Story by Nancy Ransohoff
Photos by Jim Bartsch
When Margie Grace, principal at landscape design-build firm Grace Design Associates, embarks on a new project, she makes a point of getting to know her clients—how they live, what they value—in order to establish a shared vision and creative alignment. In the case of a recent home and garden remodel, that wasn’t hard. She was the client.
Nestled among majestic mature trees on Sycamore Canyon Road, the home is owned by Grace and Dawn Close, who is also a principal at Grace Design Associates. They took the mid-1950s California ranch-style house down to the studs, updating it with all new systems and design details that exude a rustic elegance. The home, set on an approximately one-acre lot, is designed to embrace its transformed outdoor spaces, with large bi-fold windows and doors opening to a park-like setting complete with outdoor “rooms” and hidden gardens.
The front garden faces a view of tall Chilean wine palms that flank the perimeter of Lotusland. “It’s incredibly cool to drive out the driveway and see the pink wall of Lotusland,” says Grace, who took some of her inspiration from the renowned botanical gardens across the street.
To add life and texture to the formerly asphalt-laden front yard, Grace used three-level terracing: gravel in a mix of greys and golds to complement a historic native sandstone wall that edges the property; plants, including Chitalpa, which is pink-hued at different times of year; and a shaggy curtain of Acacia cognata. A gurgling fountain is surrounded by the grey-green softness of Dymondia margaretae (Silver Carpet). Also delighting the eye are dramatic potted plants and a couple of cement garden gnomes, reproductions of antique stone grotesques in Lotusland’s Theatre Garden. Grace relishes the transformation process. “I love the blight to beauty thing,” she says.
Whimsy and Water
Grace also loves a bit of whimsy. Her adjacent Purple Rain Garden is an admiring and playful nod to Prince. “It’s just light-hearted and fun,” she says, pointing out three large aubergine-colored Gracie Modern steel arbor hoops festooned with strings of tiny mirrors that send spots of light dancing around the garden. Concentric bands of Agapanthus and Agave attenuata sweep around the perimeter. Ever mindful of her setting, Grace uses low-water-demand plantings throughout. “I’m always going to do smart maintenance, smart water and smart fire,” she notes. “We did the project in dribs and drabs. I would do a garden and run to the water meter and see. Then do another section.”

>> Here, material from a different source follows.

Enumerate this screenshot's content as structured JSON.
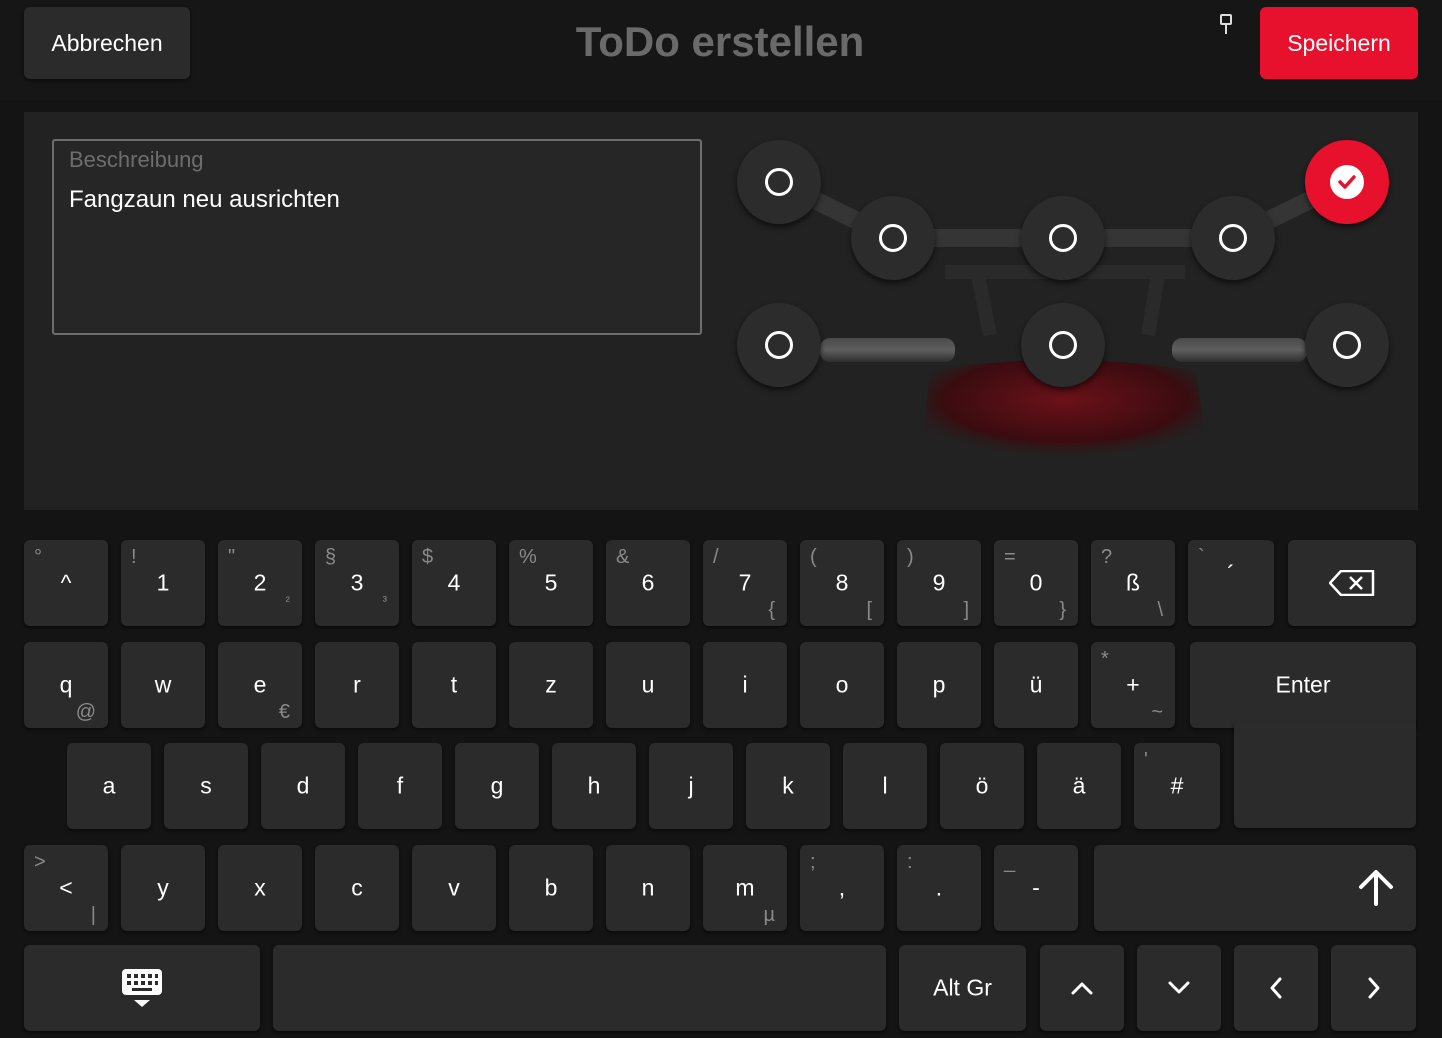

Stepping from the Sydney Peak flagstone front step into the four-bedroom house, the same natural, serene aesthetic continues. Wide-plank engineered wood floors in “French oak” create continuity throughout, with marble floors in the bathrooms. Design details, such as shaker doors, crown moldings and a white palette, contribute to the crisp, clean, updated look. “We’re calling it Napa/Sonoma,” says Grace. “When I was a little kid, I used to work on my fort,” she says. “I’m still working on my fort.”
Bringing the outside in was a top priority, and purposeful design features make it seamless. Large accordion doors, most often open to fresh breezes, replaced sliders in the dining room. Above the kitchen sink, eight-foot bi-fold windows over a Calcutta marble countertop pass through to an inviting park-like backyard.
Here, Grace created distinct gardens while retaining mature trees that include a dozen show-stopping live oaks, a large she-oak and some relic pines. A flat lawn was replaced by drifts of perennial grasses. Sweeping outdoor spaces include areas for dining, lounging and barbecuing, along with a fire pit patio. Sycamores laced with twinkle lights form a living arbor over a massive stone table in the dining pergola. Adding to the park-like feeling is a man-made pond edged with local sandstone. “We wanted to attract as many native components of the biome as we could,” Grace says. “It’s a big bird attractor.”
Continuing the Lotusland narrative, a walled Asian-themed secret garden sits behind a set of massive antique Chinese doors—inside is a granite fountain, Japanese maples, a serpentine-form weeping birch and a clump of Chusquea coronalis. “There was definitely a little Asian thing going on at Lotusland,” says Grace.
“We want the gardens to be an invitation to wander, to linger,” says Grace. “People are better when they can be around nature. They need it to recharge their batteries.”